Le dernier concours « Écrire au féminin » organisé par ALIM avait généré une soixantaine d’ouvrages. Pour l’heure, une vingtaine de candidats ont envoyé leurs textes pour cette première édition. Et l’association s’attend à en recevoir encore davantage grâce aux modalités de participation. « Maintenant, les hommes peuvent participer, ce qui n’était pas le cas avec Écrire au féminin, et nous n’avons pas de limite d’âge parce que lors du précédent concours, les très jeunes personnes nous ont offert de très beaux écrits », précise Aïcha Abdallah Ali.

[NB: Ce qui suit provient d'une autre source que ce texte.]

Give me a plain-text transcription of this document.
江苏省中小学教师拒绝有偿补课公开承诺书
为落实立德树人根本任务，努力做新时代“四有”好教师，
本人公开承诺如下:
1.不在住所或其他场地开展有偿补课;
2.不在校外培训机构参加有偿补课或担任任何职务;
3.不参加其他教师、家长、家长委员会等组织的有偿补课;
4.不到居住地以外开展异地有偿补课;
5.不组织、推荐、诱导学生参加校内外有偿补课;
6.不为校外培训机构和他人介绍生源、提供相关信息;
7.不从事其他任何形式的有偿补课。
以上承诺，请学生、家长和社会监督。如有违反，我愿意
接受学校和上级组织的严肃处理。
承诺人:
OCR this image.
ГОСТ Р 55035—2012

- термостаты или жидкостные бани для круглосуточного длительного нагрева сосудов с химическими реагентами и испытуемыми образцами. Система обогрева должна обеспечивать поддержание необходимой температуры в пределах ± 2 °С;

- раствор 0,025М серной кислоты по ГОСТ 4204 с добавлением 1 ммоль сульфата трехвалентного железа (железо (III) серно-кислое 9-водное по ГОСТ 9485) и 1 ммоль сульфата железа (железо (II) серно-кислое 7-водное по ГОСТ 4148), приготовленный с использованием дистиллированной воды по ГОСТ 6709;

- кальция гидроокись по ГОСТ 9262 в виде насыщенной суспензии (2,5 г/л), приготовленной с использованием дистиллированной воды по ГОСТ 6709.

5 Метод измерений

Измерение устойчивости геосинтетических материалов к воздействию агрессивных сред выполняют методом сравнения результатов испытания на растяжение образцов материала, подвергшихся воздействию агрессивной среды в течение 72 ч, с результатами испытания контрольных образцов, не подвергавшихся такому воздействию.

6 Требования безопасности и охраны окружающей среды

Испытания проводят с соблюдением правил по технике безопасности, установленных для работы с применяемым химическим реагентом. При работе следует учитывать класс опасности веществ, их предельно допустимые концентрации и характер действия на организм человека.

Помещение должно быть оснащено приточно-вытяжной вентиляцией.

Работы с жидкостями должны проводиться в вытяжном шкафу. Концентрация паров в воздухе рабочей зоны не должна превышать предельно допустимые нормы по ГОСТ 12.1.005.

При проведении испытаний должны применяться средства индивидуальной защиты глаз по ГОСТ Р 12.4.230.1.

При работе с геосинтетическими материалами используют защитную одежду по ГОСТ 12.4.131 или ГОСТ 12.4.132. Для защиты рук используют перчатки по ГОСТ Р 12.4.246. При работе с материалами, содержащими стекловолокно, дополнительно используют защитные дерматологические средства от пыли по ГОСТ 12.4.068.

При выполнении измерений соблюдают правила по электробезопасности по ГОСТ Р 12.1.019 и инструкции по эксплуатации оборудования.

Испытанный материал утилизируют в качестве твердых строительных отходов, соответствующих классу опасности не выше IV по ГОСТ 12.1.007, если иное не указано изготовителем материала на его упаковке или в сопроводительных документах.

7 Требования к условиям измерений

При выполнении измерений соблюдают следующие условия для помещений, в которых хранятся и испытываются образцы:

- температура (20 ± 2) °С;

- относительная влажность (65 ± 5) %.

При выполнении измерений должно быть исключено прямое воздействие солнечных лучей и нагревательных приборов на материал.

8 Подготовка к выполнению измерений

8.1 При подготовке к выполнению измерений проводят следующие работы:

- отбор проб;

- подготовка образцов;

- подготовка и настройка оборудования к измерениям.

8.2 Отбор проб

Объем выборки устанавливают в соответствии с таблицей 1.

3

Ceux qui ont peur de se lancer ou qui ont besoin d’un regard extérieur sur leurs travaux pourront participer à des ateliers d’écriture organisés par l’association à partir de la fin du mois d’octobre jusqu’à la fin de l’année. « Il y aura des écrivains qui vont aider les participants à avoir confiance en eux, à ne pas abandonner… La formation est également censée donner quelques éléments à connaître dans le travail d’écriture. » Un travail essentiel selon la présidente adjointe de l’association puisque Mayotte a des talents cachés et l’organisation des concours d’écriture permettent de les détecter. Ces écrivains en herbe qui n’osent pas se dévoiler peuvent sauter le cap puisque les manuscrits sont tous anonymes.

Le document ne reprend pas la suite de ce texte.